Giriş Tarihi: 25.04.2022
14:42
Güncelleme Tarihi: 26.04.2022
08:48
◾ Biz o ılık sulara birer kesme şeker atıp tatlandıracağız, çöreğimizi onunla yiyeceğiz. Kendisi ise çöreğe turşu suyunu katık yaptı. Oysa turşu suyu tuzludur, daha çok su içme ihtiyacı hissettirir. Ama kendisi için de bir şeker kullanarak şerbet yapmayı göze alamadı ya da üçüncü şeker yoktu ki iki şekeri iki oğluna paylaştırdı . Biz tatlandırılmış ılık suyla o da turşu suyuyla çöreğimizi yedik.
◾ Şimdi yaptığımız iftarlar, sahurlar onlarla kıyaslanamayacak kadar bolluk içinde hatta bolluğun da ötesine geçip israf edecek hale geldik, geliyoruz.
◾ Çocukluk dönemimizde bizde iz bırakan bir başka Ramazan hatırası: Rahmetli babam İstanbul'da bir okulda gece bekçiliği yapıyordu . Orada yatılı kalıyordu. Yazdan yaza resmi izni kadar köye gelip dönüyordu. Ama bir âdeti vardı.
◾ Her Ramazan öncesinde İstanbul'dan köye bir Ramazan kolisi gönderiyordu. Normal zamanlarda alamadığımız, bulamadığımız, yiyemediğimiz helva, zeytin, reçel, çay, şeker gibi şeylerden bir paket yapıp gönderiyordu. Biz daha Ramazan'ın başında, o paketi açarken bayram yapıyorduk.
https://www.instagram.com/p/CcutRt1DNWk/
◾ Çocukluk arkadaşlarımız ile birlikte yaptığımız, tekrar ettiğimiz bir Ramazan eğlencesi vardı . Ona karaca oyunu diyorduk. Kapı kapı dolaşıyorduk, komşuların kapılarını çalıyorduk. Ailenin özel durumuna uygun esprileri, nükteler, fıkralar geliştirip anlatıyorduk . Onlar da güle oynaya dinliyorlardı. Bir nevi Karagöz-Hacivat, orta oyunu benzeri bir gösteri yapıyorduk o evin ahalisine. Sonra çıkarken bize güçleri imkânları nispetinde özel birtakım hediyeler veriyorlardı. Sonra biz mahallenin çocukları o hediyeleri bir iftar birlikte yiyip içerek eğleniyorduk. Program düzenliyorduk. Karaca oyununun hasılatını yiyip içip paylaşıyor, eğleniyorduk.
◾ İlkokuldan sonra okumak için köyde, ortaokul yoktu. Kasaba yürüme 15 kilometre mesafedeydi. Ulaşım imkânı yoktu. O yüzden okuma imkânımız ve ihtimalimiz sıfırdı. Fakat buna rağmen herhalde ilkokul öğretmenimin etkisiyle ilkokuldan sonra okuyacak kim var diye sorunca sadece ben elimi kaldırıyordum. Ne olacaksın diye soruyordu. Öğretmen diyordum. Çünkü tanıdığım bildiğim en büyük insan öğretmenimdi.
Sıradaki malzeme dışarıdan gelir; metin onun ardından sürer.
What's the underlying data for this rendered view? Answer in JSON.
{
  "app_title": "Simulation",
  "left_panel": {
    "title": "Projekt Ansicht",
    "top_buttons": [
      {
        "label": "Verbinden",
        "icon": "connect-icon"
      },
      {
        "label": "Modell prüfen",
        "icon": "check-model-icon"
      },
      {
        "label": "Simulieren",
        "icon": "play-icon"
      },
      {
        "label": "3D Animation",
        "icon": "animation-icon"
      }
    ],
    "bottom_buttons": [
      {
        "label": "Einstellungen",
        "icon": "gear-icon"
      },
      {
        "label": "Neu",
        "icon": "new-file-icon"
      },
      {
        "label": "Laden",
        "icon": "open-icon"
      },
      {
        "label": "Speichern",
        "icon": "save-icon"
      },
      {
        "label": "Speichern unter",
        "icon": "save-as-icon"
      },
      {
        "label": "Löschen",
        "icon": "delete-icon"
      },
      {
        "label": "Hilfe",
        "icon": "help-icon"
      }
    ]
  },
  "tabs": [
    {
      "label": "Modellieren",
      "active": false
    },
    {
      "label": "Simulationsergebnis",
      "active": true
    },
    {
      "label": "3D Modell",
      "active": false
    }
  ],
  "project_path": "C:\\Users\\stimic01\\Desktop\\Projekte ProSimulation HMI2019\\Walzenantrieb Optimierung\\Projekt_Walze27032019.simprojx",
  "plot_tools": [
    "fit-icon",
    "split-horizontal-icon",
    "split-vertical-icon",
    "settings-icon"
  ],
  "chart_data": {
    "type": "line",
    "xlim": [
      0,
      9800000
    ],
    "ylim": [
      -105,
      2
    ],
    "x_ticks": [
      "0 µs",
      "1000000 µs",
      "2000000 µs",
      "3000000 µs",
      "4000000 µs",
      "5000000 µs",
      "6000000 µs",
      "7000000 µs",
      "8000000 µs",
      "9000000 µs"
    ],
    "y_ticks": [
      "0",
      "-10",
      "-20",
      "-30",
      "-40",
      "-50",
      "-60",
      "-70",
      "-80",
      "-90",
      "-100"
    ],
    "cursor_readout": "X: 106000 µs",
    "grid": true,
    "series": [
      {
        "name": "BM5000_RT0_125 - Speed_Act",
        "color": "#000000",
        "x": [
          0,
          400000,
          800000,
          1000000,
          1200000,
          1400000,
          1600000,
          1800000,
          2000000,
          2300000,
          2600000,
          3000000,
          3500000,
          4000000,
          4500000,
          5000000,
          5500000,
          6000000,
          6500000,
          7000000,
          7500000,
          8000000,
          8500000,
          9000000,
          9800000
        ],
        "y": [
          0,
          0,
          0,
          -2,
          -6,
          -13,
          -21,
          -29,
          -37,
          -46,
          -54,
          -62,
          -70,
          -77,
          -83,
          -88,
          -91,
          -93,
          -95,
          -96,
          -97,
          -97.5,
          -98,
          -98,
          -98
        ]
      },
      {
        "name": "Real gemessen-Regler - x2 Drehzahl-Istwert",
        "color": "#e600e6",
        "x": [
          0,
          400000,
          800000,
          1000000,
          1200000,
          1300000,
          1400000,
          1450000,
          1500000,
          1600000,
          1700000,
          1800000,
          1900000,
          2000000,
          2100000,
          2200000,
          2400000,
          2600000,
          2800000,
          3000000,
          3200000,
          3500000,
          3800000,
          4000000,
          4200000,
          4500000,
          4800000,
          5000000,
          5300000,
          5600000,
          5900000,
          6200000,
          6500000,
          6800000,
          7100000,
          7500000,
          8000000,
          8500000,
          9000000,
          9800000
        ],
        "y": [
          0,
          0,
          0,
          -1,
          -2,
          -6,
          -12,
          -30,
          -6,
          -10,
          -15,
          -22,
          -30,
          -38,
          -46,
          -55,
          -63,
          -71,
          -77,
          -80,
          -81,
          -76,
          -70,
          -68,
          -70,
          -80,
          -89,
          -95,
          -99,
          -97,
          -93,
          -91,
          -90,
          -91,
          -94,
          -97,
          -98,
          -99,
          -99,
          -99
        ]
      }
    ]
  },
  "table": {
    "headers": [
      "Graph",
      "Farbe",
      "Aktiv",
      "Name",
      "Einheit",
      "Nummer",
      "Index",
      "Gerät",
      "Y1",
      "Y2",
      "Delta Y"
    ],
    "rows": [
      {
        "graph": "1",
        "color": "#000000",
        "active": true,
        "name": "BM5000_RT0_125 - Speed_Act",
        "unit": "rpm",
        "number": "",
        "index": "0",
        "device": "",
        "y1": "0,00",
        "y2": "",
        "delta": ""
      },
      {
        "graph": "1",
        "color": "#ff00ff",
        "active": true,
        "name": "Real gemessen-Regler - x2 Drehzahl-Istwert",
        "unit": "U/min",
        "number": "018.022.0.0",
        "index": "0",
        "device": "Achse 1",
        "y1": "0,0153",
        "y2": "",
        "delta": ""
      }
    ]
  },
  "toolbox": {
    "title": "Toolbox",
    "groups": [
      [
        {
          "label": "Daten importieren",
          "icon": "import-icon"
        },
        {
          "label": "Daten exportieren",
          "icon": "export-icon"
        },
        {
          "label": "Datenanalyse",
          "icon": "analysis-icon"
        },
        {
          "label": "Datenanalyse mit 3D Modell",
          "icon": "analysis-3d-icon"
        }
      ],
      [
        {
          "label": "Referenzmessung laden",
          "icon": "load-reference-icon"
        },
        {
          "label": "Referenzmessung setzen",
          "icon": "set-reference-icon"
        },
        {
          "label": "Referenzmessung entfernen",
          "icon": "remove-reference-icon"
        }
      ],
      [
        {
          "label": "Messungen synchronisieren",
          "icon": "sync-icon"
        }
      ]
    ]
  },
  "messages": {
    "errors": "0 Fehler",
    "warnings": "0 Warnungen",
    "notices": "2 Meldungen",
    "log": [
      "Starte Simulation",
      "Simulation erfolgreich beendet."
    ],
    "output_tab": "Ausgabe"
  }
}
◾ Çocukluğumuzda da gençliğimizde de Ramazan deyince tatlı bir duyguya düşünceye vesile olan şeylerde biri de Ramazan davulcuları ve onların maniler söyleyerek sokakları dolaşmaları. Bayram öncesi, kapıları zilleri çalıp ücretlerini değilse bile hediyelerini, kimin gönlünden ne koparsa almaları.
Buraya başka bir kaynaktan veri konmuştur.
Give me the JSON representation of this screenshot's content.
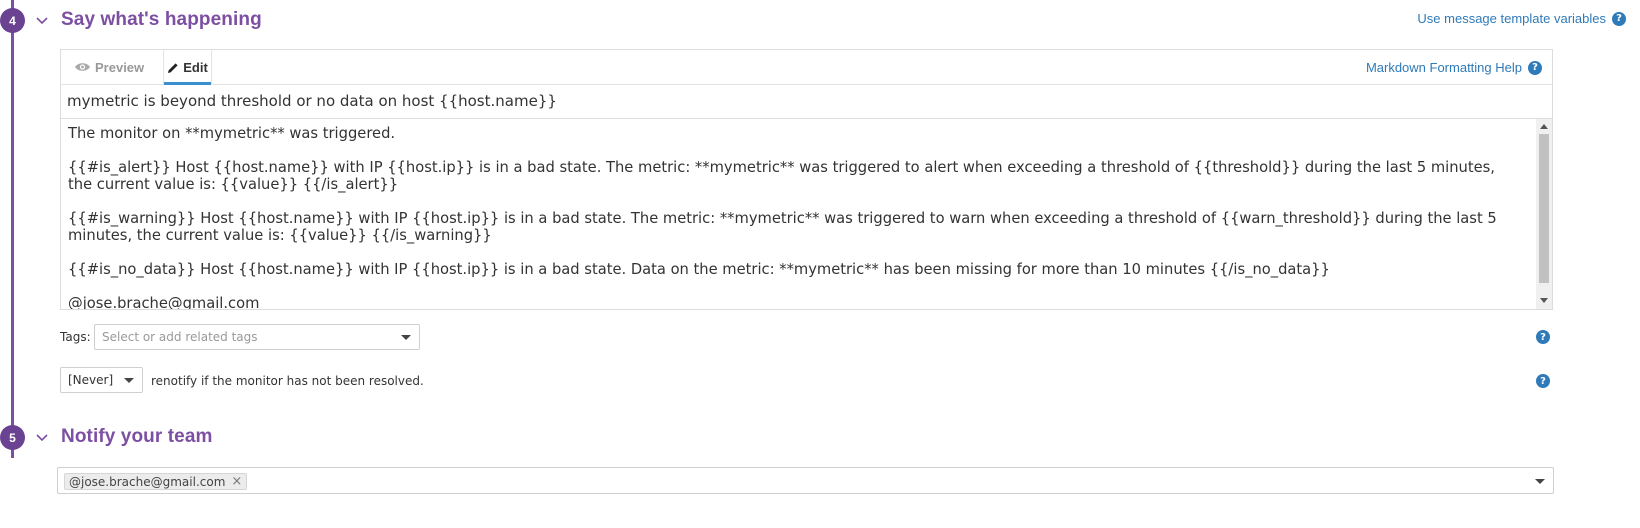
{
  "step4": {
    "number": "4",
    "title": "Say what's happening",
    "template_vars_link": "Use message template variables",
    "tabs": {
      "preview": "Preview",
      "edit": "Edit"
    },
    "markdown_help": "Markdown Formatting Help",
    "subject": "mymetric is beyond threshold or no data on host {{host.name}}",
    "body_paragraphs": [
      "The monitor on **mymetric** was triggered.",
      "{{#is_alert}} Host {{host.name}} with IP {{host.ip}} is in a bad state. The metric: **mymetric** was triggered to alert when exceeding a threshold of {{threshold}} during the last 5 minutes, the current value is: {{value}} {{/is_alert}}",
      "{{#is_warning}} Host {{host.name}} with IP {{host.ip}} is in a bad state. The metric: **mymetric** was triggered to warn when exceeding a threshold of {{warn_threshold}} during the last 5 minutes, the current value is: {{value}} {{/is_warning}}",
      "{{#is_no_data}} Host {{host.name}} with IP {{host.ip}} is in a bad state. Data on the metric: **mymetric** has been missing for more than 10 minutes {{/is_no_data}}",
      "@jose.brache@gmail.com"
    ],
    "tags_label": "Tags:",
    "tags_placeholder": "Select or add related tags",
    "renotify_value": "[Never]",
    "renotify_text": "renotify if the monitor has not been resolved."
  },
  "step5": {
    "number": "5",
    "title": "Notify your team",
    "recipients": [
      "@jose.brache@gmail.com"
    ]
  },
  "colors": {
    "accent": "#7d4fa3",
    "link": "#2f7ab8",
    "tab_underline": "#3a8fd1"
  }
}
◾ 1973 yılından itibaren üniversite öğrenciliği ile birlikte İstanbullu olduk. Dolayısıyla artık İstanbul Ramazanlarını yaşamaya başladık. Her tarafta iftar programlarına gitmeler, gelmeler o kadar yoğun oldu ki zaman zaman evimizde iftar edecek imkân kalmad ı.